CHAPTER THREE: RESEARCH METHODOLOGY
This chapter gives an analysis of the research methodology to be adopted by the study, and it includes the site selection, the sampling, data and its sources, data collection criteria and techniques of data analysis and presentation of the study findings.
3.1 Site Selection
Flower Valley district is a district located in South Africa, in Africa. Though regarded as well-off region in resource endowment, access to quality education still remains a crucial problem amongst the local community. This paper will focus on the Flower Valley, a Shell foundation Project.
The study will assume the approach of a case study and mainly with a deductive thinking with the units of analysis being the local households who are beneficiaries of the water project. The chairman of Shell Foundation and Flower Valley project director will be the key informants in the study. All households within the Flower Valley Location benefit from the education project. The sample will involve 60 households. The method used to select households will be the Simple random sampling..
3.3 The data and its sources
The study will use secondary sources of data. Secondary sources will involve review of the Shell Foundation annual reports and the company’s publications on CSR.
3.4 Data Collection
The researcher prefers using both structured and semi-structured questionnaires as well as interviews to collect data on the community’s contributions during project conceptualization, resource mobilization and in the on-going operations.
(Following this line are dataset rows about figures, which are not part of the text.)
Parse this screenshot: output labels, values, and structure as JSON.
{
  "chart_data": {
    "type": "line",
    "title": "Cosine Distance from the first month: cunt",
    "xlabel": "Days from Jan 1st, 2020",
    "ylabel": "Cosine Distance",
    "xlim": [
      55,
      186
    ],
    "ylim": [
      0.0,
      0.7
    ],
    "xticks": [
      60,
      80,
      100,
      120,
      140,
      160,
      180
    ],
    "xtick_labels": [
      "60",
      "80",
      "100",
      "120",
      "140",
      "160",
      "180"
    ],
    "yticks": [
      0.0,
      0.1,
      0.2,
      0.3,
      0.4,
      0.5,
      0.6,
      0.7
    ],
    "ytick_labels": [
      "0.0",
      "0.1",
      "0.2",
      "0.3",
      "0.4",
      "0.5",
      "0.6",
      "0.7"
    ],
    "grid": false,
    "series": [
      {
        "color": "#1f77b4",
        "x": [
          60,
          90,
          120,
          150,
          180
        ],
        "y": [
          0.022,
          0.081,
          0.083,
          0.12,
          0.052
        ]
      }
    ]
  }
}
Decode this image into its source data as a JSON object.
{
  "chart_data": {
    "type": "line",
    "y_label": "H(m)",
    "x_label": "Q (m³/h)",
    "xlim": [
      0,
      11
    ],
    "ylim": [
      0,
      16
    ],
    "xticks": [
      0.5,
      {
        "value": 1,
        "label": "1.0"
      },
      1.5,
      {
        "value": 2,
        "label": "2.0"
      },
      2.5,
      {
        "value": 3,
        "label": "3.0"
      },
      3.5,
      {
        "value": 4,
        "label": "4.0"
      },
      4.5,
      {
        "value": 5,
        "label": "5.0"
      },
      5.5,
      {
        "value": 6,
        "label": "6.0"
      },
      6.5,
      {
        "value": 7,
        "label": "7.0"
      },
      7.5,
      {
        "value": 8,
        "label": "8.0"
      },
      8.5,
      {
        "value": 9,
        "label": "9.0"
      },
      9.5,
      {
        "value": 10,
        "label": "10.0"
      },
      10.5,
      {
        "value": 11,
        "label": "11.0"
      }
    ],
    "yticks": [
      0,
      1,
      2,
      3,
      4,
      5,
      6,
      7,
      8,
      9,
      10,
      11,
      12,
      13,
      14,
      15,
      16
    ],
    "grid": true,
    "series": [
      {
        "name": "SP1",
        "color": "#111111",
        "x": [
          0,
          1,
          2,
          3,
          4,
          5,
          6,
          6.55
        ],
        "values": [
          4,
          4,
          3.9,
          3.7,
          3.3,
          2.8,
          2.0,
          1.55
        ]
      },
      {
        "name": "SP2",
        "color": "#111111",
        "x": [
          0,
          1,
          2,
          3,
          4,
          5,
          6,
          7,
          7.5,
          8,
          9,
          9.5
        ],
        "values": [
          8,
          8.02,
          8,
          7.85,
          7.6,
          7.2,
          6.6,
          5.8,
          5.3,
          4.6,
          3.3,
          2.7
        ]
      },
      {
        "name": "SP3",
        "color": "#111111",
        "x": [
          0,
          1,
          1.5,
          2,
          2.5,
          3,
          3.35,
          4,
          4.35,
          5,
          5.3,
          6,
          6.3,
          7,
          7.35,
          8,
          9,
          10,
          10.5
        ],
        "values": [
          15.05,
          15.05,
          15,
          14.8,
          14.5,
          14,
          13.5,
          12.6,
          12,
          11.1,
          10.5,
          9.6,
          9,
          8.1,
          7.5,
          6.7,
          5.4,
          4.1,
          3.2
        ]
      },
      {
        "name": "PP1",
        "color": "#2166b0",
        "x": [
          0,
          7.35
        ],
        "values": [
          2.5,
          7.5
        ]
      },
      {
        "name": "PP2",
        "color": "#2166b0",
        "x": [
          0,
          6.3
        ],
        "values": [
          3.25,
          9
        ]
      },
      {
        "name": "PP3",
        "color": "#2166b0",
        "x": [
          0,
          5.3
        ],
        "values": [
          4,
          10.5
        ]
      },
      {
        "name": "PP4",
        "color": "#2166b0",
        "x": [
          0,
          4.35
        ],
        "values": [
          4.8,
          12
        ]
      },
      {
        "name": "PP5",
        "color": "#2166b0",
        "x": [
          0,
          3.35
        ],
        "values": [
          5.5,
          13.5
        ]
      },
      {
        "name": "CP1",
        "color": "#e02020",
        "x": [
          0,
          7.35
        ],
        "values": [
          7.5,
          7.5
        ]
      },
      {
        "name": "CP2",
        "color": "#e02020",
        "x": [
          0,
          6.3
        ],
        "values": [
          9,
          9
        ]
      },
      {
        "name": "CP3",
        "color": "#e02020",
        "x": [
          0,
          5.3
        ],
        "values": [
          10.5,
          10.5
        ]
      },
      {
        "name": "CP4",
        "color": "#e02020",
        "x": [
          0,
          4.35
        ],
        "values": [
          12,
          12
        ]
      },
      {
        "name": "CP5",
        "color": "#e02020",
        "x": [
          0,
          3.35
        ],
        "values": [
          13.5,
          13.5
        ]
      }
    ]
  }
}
A structured questionnaire mailed to the director of Shell foundation will effectively collect information on the company contributions during Shell Foundation’s conceptualisation, resource mobilisation and in the on-going operations. Shell Foundation seldom allows face-to-face interviews with their employees, hence the decision to mail the questionnaires.. This will, however, be a challenge to study as there will be no chance to enquire further on the responses given. An interview with the chairman of Shell Foundation to get an in-depth analysis of the on-going operations of the water project- the roles of the community, Shell Foundation and any other party involved.
3.5 Data Analysis and presentation
Data analysis wills both quantitative and qualitative techniques will be used for data analysis. Questionnaire information will be coded and entered in SPSS for analysis to generate percentage figures on the extent of mutuality at the three stages of the project and overall, as operational zed by the study- Not There, Less, Much and Very Much. Figures on Percentage contributions of the Shell Foundation, the Community and others, will also be generated. Data from interview schedules and secondary sources will be analysed qualitatively through description. Review of the project annual report will help review the success of the project, thus helping tell with some certainty the likelihood of the project being sustainable. The findings of the study will be presented using figures and tables showing the extent of mutuality in project conceptualization, resource mobilization and on-going operations. This summarized data uses frequency tables in the SPSS and results explained using inferences as people’s opinion. On the other hand, descriptive continuous prose is the best present secondary sources information.